I know there is a JSON query engine, but I am looking for an indexing method
Depends on the json -- you can dump it into all one text blob in a document, or you can break it into document objects that make sense
For example, if I was indexing an open-api JSON spec, I would want each endpoint spec to be a document
Since JSON can have any structure, theres no single way to do this -- depends on your data
@Logan M
Thanks for your clarification
@Logan M
I'm just curious; why LlamaIndex document rader supports json, xml, yml, etc if they should be in the text format for optimal indexing?
What's the use case of reading those documents?
Those readers put it into some (naive) text format
@Logan M
I mean if it puts JSON in the txt format, so why do we need extra work (compared with original txt/pdf formats) to retrieve appropriate data using RAG pipeline as I asked above?
OK, let's take a step back and think about how retrieval works.
Text is embedded. This maps the text into some vector, so that at query time, we can embed the query text, and retrieve similar pieces of text.
When you think about a PDF or txt file, we can split it into chunks (by sentences, by token limit) and then embed and retrieve each chunk.

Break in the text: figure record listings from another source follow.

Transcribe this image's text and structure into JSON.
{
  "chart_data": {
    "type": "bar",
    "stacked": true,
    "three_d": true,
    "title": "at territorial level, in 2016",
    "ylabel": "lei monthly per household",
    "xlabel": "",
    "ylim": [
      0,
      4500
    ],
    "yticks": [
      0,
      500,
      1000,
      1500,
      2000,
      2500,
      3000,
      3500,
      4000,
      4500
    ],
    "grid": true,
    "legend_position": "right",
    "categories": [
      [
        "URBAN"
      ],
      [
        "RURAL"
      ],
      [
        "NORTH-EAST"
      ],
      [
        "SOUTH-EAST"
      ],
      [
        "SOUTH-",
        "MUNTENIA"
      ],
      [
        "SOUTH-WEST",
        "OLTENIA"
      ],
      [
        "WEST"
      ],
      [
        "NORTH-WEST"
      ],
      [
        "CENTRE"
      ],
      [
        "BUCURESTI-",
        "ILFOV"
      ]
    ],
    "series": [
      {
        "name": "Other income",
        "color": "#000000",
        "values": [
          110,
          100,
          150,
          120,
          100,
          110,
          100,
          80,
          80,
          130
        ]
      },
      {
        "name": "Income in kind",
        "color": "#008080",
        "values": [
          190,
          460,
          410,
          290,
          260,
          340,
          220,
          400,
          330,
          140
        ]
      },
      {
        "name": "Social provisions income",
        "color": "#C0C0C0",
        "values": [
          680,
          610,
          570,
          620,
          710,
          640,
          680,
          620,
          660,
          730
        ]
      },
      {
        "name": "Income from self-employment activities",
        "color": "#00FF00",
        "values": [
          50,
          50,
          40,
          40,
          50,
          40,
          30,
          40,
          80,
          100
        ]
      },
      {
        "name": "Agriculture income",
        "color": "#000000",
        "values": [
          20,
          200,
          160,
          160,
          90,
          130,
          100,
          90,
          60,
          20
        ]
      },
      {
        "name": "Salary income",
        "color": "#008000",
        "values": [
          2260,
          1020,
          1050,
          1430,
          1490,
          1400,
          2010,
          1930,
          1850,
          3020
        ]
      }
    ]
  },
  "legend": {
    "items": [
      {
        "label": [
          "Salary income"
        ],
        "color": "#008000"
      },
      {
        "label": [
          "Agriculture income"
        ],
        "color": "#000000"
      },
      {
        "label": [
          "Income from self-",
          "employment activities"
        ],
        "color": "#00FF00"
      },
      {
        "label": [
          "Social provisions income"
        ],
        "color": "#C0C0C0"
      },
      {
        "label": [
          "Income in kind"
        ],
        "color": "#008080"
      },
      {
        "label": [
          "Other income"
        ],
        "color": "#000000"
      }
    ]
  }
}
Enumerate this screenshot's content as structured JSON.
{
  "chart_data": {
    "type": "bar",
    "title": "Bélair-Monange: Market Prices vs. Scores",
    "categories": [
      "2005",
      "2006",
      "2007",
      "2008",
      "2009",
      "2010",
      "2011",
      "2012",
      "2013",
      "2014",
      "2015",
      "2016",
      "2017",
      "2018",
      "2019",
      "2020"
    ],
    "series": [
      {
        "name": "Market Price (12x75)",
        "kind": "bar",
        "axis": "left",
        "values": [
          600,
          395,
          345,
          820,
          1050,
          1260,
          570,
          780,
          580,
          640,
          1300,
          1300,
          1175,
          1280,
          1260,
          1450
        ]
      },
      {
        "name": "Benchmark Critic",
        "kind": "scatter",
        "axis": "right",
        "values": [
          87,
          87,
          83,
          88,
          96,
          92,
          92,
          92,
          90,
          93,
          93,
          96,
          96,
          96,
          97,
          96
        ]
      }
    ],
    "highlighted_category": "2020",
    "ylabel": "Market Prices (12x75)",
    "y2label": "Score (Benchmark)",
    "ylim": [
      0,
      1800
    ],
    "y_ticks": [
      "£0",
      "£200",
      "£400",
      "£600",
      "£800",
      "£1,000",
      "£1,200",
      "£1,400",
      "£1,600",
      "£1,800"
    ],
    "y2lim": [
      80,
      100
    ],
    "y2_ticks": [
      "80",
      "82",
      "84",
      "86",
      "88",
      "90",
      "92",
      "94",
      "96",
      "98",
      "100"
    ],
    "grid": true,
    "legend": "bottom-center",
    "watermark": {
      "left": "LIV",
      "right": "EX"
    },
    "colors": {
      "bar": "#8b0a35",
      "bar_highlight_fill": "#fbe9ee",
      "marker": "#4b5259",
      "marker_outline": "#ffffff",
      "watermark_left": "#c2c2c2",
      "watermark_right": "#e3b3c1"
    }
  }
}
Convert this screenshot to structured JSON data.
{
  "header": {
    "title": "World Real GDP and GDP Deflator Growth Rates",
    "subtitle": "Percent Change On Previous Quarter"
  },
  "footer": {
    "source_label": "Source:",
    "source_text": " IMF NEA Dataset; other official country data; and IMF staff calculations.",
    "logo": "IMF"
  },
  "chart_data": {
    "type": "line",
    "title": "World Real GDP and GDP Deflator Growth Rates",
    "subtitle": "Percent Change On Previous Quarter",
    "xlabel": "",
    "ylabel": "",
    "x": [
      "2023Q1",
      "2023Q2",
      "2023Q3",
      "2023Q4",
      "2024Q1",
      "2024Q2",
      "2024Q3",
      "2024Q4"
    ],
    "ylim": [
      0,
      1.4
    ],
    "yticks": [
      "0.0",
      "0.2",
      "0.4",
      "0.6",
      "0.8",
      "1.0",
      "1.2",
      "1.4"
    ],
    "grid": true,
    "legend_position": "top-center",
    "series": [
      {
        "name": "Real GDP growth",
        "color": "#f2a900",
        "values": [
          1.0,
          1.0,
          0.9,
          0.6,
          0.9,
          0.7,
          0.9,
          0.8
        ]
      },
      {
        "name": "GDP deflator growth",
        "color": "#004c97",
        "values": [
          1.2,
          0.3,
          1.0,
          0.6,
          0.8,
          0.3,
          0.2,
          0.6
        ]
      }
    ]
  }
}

Now, think about JSON. It has some structure. The structure could be random, or it could follow some specific schema.
We can't just chunk at a token limit, because half a JSON loses the hierarchical structure of the original file. (And this would also confuse the LLM)
So, you need extra work to parse it into pieces that are meaningful for embeddings to retrieve the proper chunks per query. And so that when I query and retrieve, the LLM can make sense of the chunk retrieved.
TLDR: JSON is not just blobs of text, it has some structure, schema, hierarchical information, that you need to properly capture for retrieval and for sending to the LLM
@Logan M
That's a great clarification.
Thanks
@Logan M
Hi again Logan,
Please consider the following code which reads 20 pdf files in my_pdf directory, etc:
# only load pdf files
required_exts = [".pdf"]
reader = SimpleDirectoryReader(
input_dir="./my_pdf",
required_exts=required_exts,
recursive=True,
)
docs = reader.load_data()
print(f"Loaded {len(docs)} docs")
from llama_index.core.extractors import (
TitleExtractor,
QuestionsAnsweredExtractor,
)
from llama_index.core.text_splitter import TokenTextSplitter
from llama_index.core.ingestion import IngestionPipeline
text_splitter = TokenTextSplitter(
separator=" ", chunk_size=20000, chunk_overlap=128
)
title_extractor = TitleExtractor(nodes=20)
# qa_extractor = QuestionsAnsweredExtractor(questions=5)
pipeline = IngestionPipeline(
transformations=[
text_splitter,
title_extractor,
# qa_extractor
]
)
nodes = pipeline.run(
documents=docs,
in_place=True,
show_progress=True,
)
now if i want to index the nodes of the files uisng InMemory vector store in a way that all the nodes and their corresponding metadata being indexed, I only need to simply use the following code?
index = VectorStoreIndex(nodes=nodes, show_progress=True)
Or I need to add some other args for VectorStoreIndex?